In the cases I've come across, the lowest eigenfunction of the Laplacian on a given domain has just one maximum. Is this something that has been proven to be true?

I know we can equivalently find eigenfunctions by extremising the Dirichlet energy, $$E[u]=\int_\Omega \lVert \nabla u \rVert^2 dV,$$ where intuitively it would make sense that a single peaked function will have a lower "energy" than one with many peaks.

## 1 Answer

I suppose it's for the Dirichlet boundary problem. The answer is negative for general domains. Consider a dumbbell shape formed by two equal balls connected by a thin tube. The lowest eigenfunction will share the symmetries of the domain. Since the tube is thin, it will be near zero within the tube, so there will be two symmetric maxima near the centers of the balls.

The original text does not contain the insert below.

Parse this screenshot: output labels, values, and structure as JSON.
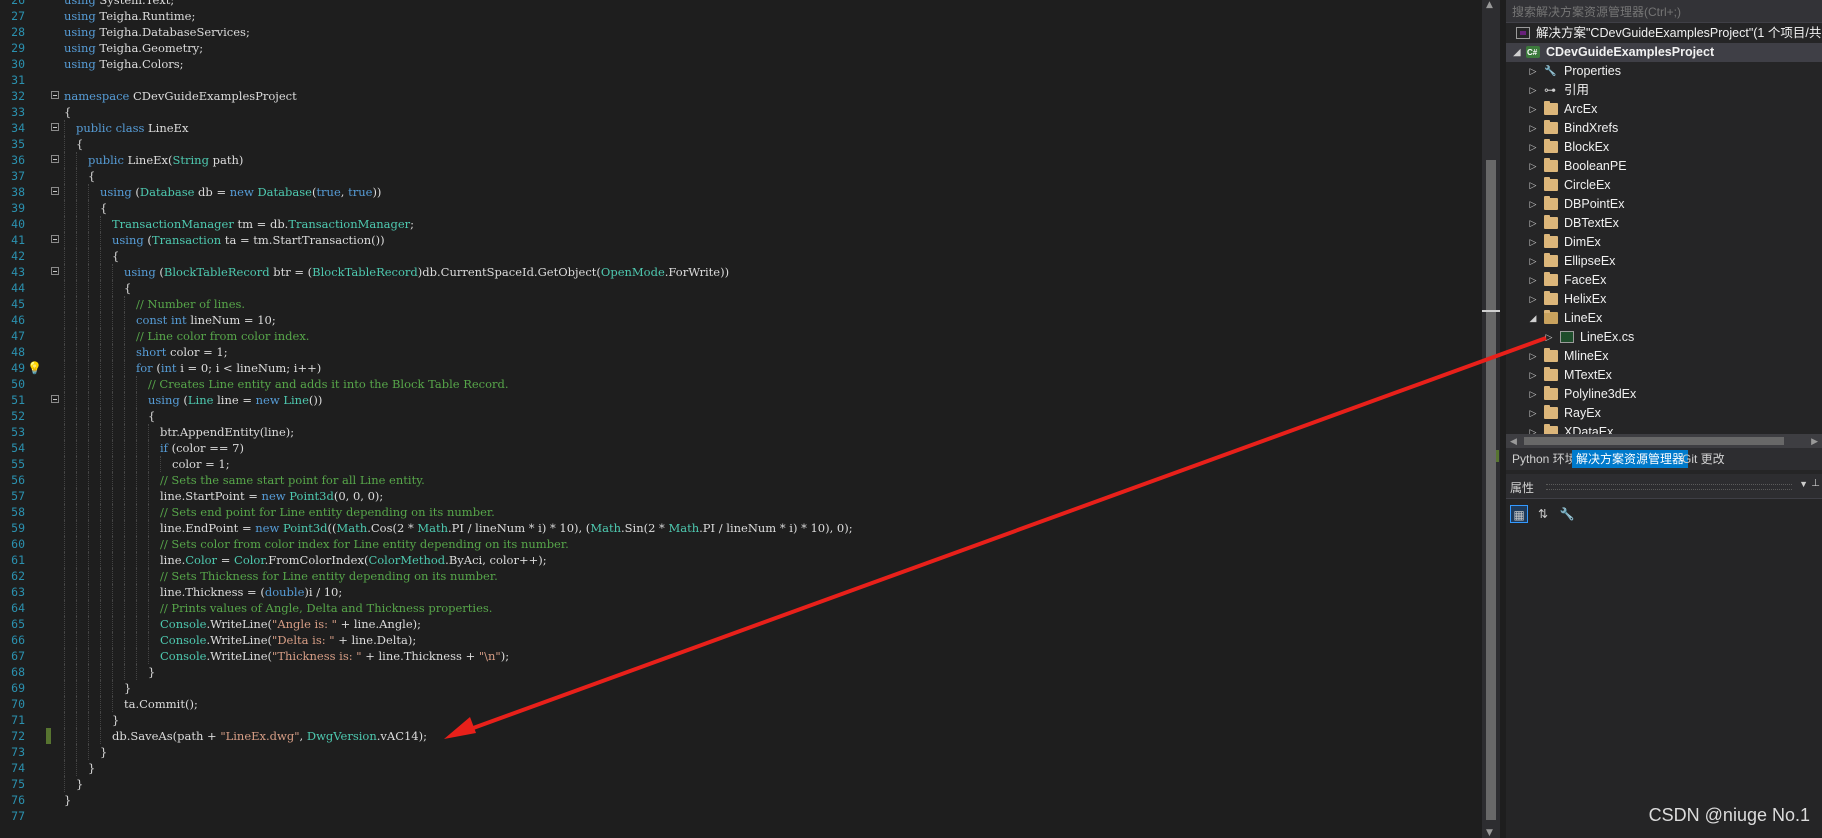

For convex domains the maximum is unique. More precisely, the lowest eigenfunction is log-concave (its logarithm is concave). This is mentioned here with a reference to

H.J. Brascamp, E.H. Lieb, Some inequalities for Gaussian measures and the long-range order of the one-dimensional plasma, In: Funct. Integr. Appl., Proc. Int. Conf. London 1974, Oxford (1975), 1-14.

Not the easiest paper to find, unfortunately. You don't actually need log-concavity, the convexity of level sets would be enough. For that, a convenient reference is

B. Kawohl, Rearrangements and Convexity of Level Sets in PDE, Lecture Notes in Mathematics Vol. 1150 (Springer-Verlag, Heidelberg, 1985)

specifically page 103. A more recent development is the paper Convexity in x of the level sets of the first Dirichlet eigenfunction by Chie-Ping Chu which deals with directional convexity: "On a planar domain which is convex in x, the level sets of the first Dirichlet eigenfunction for Laplacian are also convex in x."

• Thank you for your answer, for both the intuition, and the effort of providing references.